First of all where do you live? The land of physical therapy or physiotherapy? Not that there is a large difference but I just like to know where people are from.
Secondly are you a year out from the injury or a year out from reconstruction? The reason I ask is each incident should really be considered an injury. And a year out from surgery is not all that long. I am 28 years out from having my left hand heavily lacerated and two fingers being reattached. And I am still getting evidence of nerve growth.
It sounds to me like your problem is more one of faulty mechanics, joints not doing what joints did. Maybe the plates and screws that hold your bones together while they knit are getting in the way of what you want to do.
I am a working musician. At the time of my injury I was rapidly becoming a pretty adequate fiddler. I can’t fiddle any more. But I can play guitar and banjo and I can perform which is what I wanted to do in the first place. I just perform differently.
In the shop I have to rely on jigs for some work as well as learning to use my right hand for the finger work my left hand use to do.
Now I am learning to cope with the aftermath of a car accident almost a year ago. I can’t sit at the bench for more that thirty minutes without standing. I can’t stand at the bench for more than 40 minutes at a stretch. The days of marathon polishing and finishing are done for the now. But I have a talented Occupational Therapist who I am working with you see what is possible. Meanwhile I am doing PT three times a week. And these to clinicians are telling me not to be in a hurry.
Feel free to contact me privately or on this forum. I am happy to tell my story and share my experience with anyone.
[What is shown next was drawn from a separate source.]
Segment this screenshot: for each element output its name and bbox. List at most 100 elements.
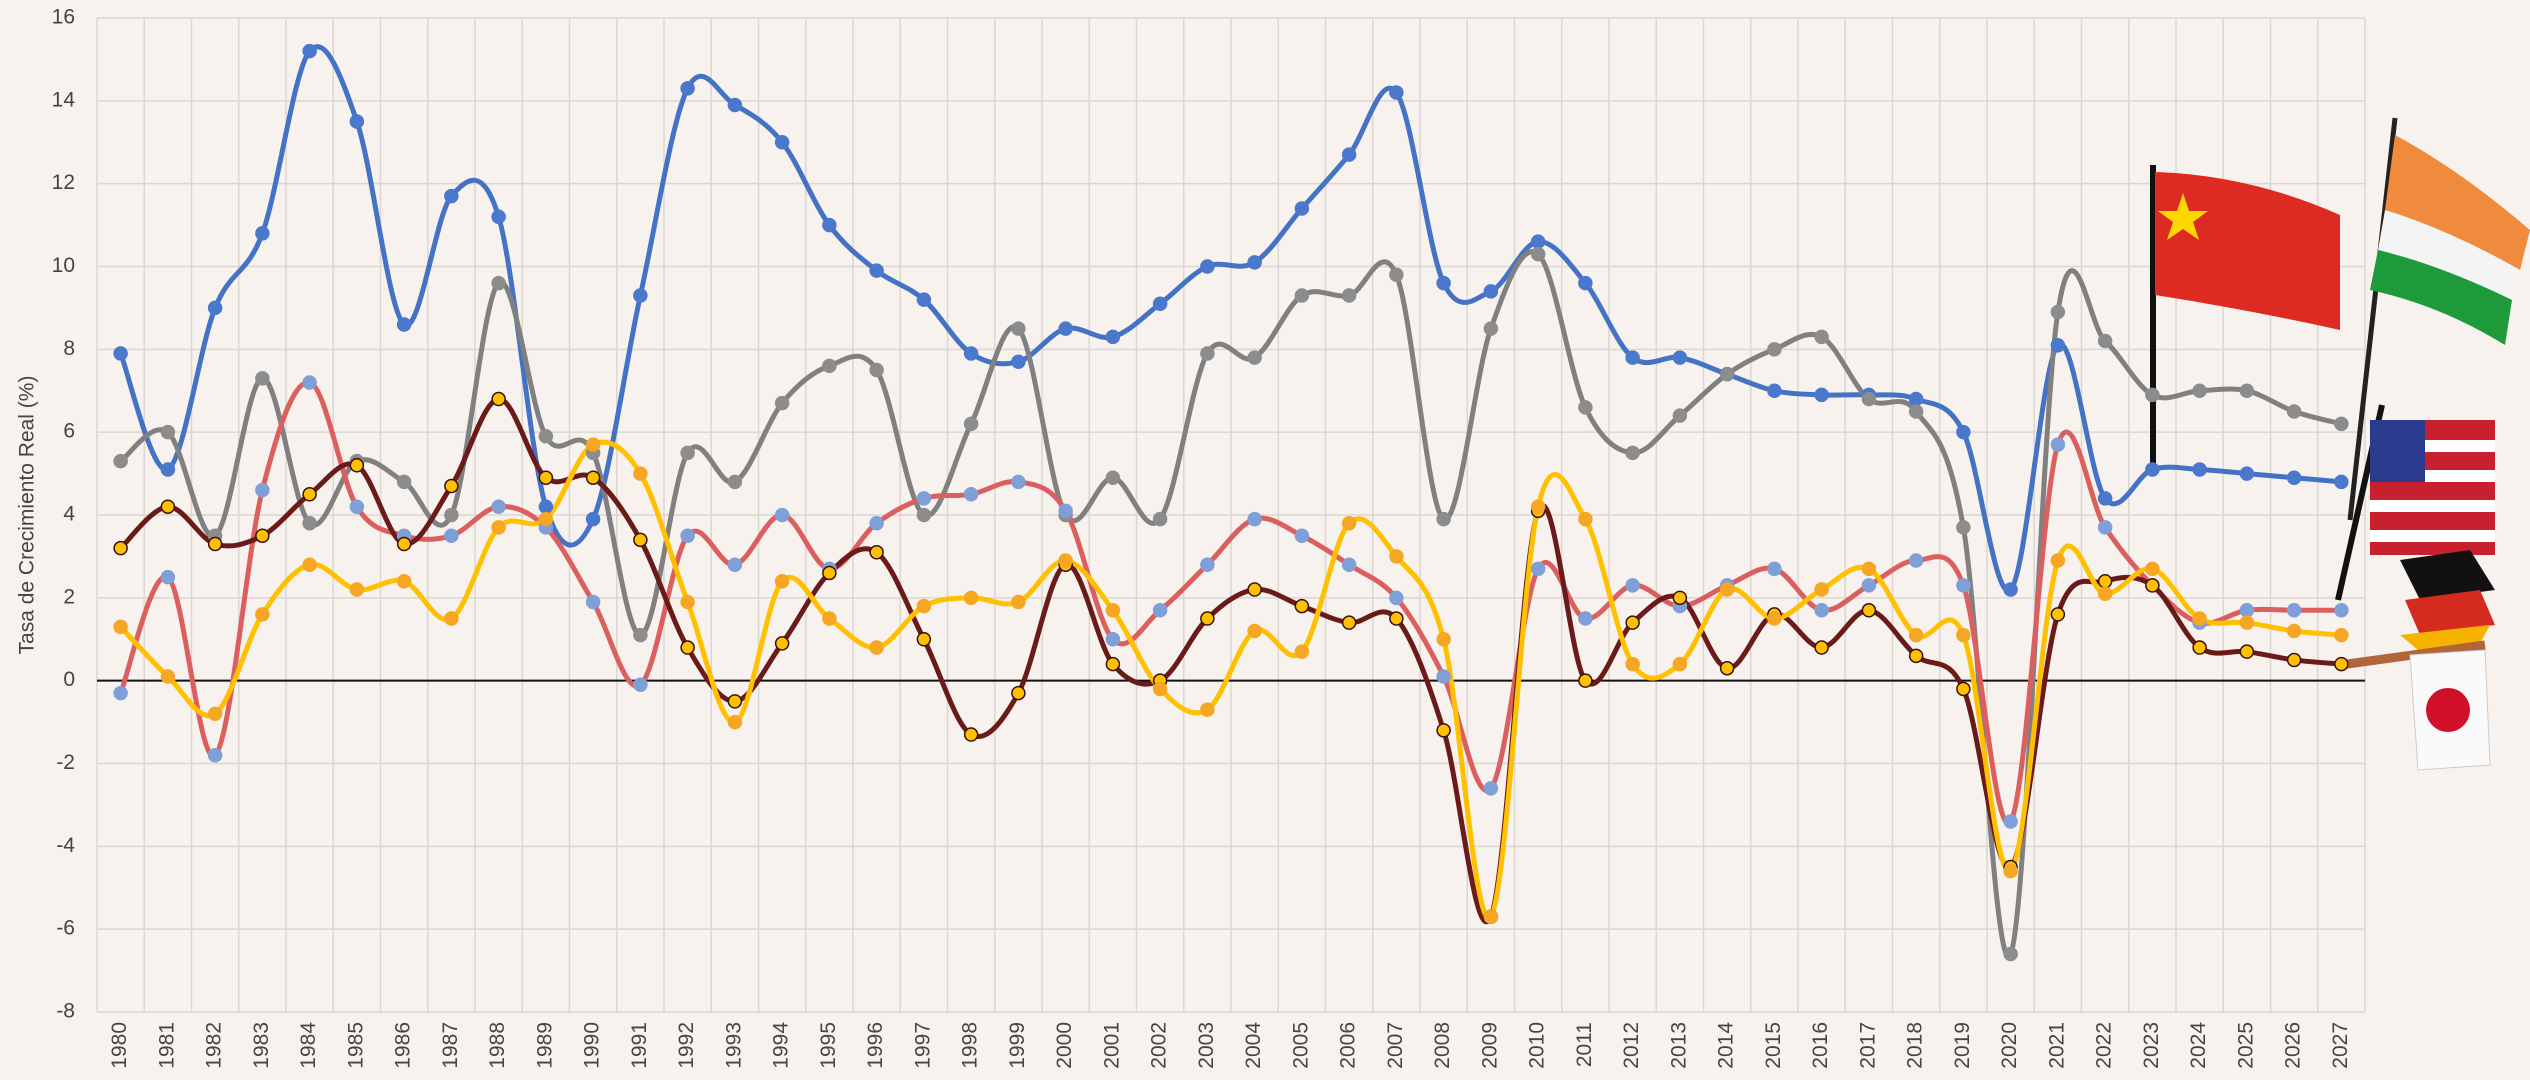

Sent from my Verizon Wireless 4G LTE DROIDOn Dec 24, 2016 11:14 AM, Agnes Weessies <firstname.lastname@example.org> wrote:
It's been over a year now since I shattered my right hand and arm. I've pretty much gotten most of the hands usage back, but I still can't bend it backward. This due to all the metal plats rods, and many many screws that are still lighting up metal detectors, left in my wrist. I saw the oath doc two days ago, and he doesn't want to take the hardware out yet. So I got a wonderful cortisone shot into the wrist. After the shot I walked into the lobby to pay and leave. 2 hours later they figured I was ready to leave. I never lost consciousness, but I was not able to even open my eyes. No problem with my mouth though. Now I've resigned myself to the fact that I will most likely have the hardware in my hand the rest of my life.
Here is the problem. Even the slight bit I can bend it backward doing things like holding and using gravers has become something I can no longer do. The pain that shoots up my hand and arm is not worth the work. I was reading about the power engraver and got to wondering, what other types of tools are out there to help ease the pain you get in your hand/wrist from what was once normal work? I can use pliers, files, hammers, stuff like that. Some things I worked and learned to use my left hand. But gravers are evil to me. It is one of those things that only will work (in my peabrain) with my right hand. I learned to do sawing with my left hand. Until you go to use a tool you don't realize how much you bend you hand.
Any suggestions about tricks or tools people with injuries or arthritis have adapted would be appreciated.